The father travels to distant farms to make money from harvesting, leaving the mother and children alone. And then Annie, the baby, wanders away. The search for her is heartbreaking. The following quote captures the mood:  ”It cannot be. We cannot survive it. Every day it rains till nothing remains dry. The roof leaks in a new place every day and there is no straw or hay for thatching. We are so alone, so alone. There is no church, no priest, no school for the children.  There is no meat, and no flour in the barrel. And now what happens? The baby is lost, lost.”
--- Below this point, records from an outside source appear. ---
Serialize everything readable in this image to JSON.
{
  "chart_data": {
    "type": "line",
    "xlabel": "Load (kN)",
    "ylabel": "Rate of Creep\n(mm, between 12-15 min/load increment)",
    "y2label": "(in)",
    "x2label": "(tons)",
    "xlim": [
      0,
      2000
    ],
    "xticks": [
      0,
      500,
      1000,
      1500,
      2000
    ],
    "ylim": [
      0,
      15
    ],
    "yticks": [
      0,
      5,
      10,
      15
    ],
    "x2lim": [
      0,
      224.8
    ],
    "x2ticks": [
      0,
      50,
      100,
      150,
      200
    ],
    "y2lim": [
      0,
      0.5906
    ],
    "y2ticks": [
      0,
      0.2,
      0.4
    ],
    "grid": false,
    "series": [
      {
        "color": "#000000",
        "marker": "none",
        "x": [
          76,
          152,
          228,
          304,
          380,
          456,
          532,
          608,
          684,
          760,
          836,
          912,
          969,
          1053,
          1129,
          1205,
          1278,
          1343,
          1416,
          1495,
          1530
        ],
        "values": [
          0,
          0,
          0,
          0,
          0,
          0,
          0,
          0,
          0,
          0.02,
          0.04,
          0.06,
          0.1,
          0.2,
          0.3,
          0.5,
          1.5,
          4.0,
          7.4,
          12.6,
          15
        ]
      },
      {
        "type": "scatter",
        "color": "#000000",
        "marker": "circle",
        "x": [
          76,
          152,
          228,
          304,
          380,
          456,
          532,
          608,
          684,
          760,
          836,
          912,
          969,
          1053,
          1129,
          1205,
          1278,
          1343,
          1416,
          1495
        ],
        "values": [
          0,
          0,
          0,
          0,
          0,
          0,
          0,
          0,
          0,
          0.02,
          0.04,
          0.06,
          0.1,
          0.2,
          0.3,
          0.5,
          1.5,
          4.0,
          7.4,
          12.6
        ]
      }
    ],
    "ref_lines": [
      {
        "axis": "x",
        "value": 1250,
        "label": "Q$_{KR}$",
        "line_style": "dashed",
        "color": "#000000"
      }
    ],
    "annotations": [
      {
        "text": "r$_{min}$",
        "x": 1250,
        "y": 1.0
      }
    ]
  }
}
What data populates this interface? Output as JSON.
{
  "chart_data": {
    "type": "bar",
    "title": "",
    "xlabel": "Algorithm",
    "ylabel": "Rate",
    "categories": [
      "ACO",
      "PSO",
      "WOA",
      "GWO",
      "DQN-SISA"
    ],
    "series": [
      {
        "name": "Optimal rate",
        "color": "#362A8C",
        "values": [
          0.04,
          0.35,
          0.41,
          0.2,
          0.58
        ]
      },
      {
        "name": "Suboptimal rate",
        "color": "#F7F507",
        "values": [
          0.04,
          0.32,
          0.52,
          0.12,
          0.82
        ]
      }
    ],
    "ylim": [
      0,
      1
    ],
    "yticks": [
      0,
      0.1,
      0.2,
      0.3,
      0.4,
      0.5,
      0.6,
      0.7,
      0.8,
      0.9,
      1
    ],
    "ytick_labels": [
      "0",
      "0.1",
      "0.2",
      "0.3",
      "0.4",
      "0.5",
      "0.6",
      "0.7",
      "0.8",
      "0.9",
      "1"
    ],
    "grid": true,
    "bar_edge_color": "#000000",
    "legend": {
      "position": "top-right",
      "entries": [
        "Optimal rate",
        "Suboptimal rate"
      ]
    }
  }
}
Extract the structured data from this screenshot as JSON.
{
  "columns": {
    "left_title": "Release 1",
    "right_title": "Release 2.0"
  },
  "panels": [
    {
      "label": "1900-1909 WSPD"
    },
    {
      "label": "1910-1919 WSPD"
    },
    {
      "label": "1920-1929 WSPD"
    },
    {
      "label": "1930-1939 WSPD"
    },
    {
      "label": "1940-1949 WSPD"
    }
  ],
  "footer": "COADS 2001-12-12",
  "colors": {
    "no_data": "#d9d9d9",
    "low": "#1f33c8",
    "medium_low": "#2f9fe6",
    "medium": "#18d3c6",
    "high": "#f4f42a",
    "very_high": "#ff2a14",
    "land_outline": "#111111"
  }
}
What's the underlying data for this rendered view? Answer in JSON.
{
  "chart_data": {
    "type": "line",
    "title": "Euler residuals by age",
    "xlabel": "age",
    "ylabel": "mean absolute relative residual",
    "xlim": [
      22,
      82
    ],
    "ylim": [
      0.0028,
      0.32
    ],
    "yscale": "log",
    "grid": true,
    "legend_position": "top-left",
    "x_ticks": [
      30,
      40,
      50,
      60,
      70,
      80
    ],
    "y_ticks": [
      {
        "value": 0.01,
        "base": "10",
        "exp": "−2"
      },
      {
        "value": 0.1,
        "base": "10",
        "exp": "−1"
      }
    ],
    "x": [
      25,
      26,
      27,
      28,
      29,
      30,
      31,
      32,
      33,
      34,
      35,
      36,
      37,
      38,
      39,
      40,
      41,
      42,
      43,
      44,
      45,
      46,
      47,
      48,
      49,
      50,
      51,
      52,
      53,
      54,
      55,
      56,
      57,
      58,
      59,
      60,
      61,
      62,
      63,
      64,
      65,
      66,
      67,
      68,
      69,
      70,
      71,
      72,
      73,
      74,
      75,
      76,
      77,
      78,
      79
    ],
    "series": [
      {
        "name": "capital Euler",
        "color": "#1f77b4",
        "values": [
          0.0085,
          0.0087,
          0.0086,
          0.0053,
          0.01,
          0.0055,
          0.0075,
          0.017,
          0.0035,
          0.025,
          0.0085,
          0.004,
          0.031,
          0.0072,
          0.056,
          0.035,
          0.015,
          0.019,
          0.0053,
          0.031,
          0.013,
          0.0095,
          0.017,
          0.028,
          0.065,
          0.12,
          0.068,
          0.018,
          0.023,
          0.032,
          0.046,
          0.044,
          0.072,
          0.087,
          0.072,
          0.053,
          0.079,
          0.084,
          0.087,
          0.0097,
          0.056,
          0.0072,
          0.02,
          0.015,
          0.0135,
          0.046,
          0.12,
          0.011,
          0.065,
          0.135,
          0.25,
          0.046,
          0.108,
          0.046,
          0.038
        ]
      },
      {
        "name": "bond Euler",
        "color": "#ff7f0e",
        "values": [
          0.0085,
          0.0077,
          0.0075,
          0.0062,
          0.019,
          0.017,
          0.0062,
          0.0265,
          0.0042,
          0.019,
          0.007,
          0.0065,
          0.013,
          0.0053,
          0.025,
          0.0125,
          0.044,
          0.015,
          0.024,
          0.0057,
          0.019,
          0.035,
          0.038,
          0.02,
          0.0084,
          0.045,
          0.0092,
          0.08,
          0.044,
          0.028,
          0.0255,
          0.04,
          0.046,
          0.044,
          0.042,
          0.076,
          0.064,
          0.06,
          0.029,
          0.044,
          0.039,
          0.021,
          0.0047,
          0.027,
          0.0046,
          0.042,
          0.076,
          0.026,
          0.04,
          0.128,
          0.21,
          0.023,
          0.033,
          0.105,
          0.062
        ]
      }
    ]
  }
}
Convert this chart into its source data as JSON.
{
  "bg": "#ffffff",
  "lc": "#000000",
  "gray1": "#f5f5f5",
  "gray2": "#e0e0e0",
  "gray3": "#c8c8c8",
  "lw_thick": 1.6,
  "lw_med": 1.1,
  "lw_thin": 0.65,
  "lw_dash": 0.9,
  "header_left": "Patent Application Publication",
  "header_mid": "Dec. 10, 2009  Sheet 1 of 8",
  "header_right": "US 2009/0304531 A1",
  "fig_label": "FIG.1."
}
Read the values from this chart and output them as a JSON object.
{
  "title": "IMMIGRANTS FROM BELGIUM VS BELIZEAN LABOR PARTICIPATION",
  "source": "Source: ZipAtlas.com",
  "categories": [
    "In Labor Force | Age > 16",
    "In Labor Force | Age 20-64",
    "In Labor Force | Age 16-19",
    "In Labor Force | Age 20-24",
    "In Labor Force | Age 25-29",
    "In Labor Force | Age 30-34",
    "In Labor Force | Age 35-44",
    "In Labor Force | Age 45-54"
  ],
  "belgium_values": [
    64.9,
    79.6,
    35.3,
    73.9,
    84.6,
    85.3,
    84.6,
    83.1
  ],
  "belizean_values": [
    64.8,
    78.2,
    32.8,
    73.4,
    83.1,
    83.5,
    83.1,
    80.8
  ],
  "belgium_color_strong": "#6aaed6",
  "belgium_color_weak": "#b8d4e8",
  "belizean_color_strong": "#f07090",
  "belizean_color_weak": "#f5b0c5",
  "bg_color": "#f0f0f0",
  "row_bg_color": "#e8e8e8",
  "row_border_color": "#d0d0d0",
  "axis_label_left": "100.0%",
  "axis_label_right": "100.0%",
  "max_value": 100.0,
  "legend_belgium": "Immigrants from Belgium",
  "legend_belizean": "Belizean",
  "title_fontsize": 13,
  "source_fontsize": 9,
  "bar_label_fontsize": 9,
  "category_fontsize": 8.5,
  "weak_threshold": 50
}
But the baby is found. She has been eating raspberries. They take the raspberries to town, they sell them and success follows: “Everything came about in time: first, flour in the barrel, then Father, home with cash money; before fall a cow and a good thatch for the roof; a lime wash for our mud-chinked walls, and even, as the years passed, a church, a priest and a school. One thing I feel, once we had filled the flour barrel, my mother knew all things would be accomplished.”

Comment: Of course, this story reminds me of Giants in the Earth, the unforgettable novel by Rolvaag that vividly dramatizes the challenges of living on the frontier. RayS.

Note: My summaries can never convey the moods, settings and ideas developed in these short stories. My summaries are pale imitations of the real thing. I don’t know if my readers can find the short story collections in their libraries, but they should at least ask. RayS.

Rating: ***** out of *****.

About the Author: “Cheerful and energetic, Beatrice Fines has been a free lance writer about 20 years with stories and articles in Canadian, American and Scottish magazines and newspapers. She does public relations work for the Health Sciences Centre of Winnipeg and teaches creative writing in continuation classes.”

Short Story International #30. Ed. Sylvia Tankel. February 1982. Pp.17-24.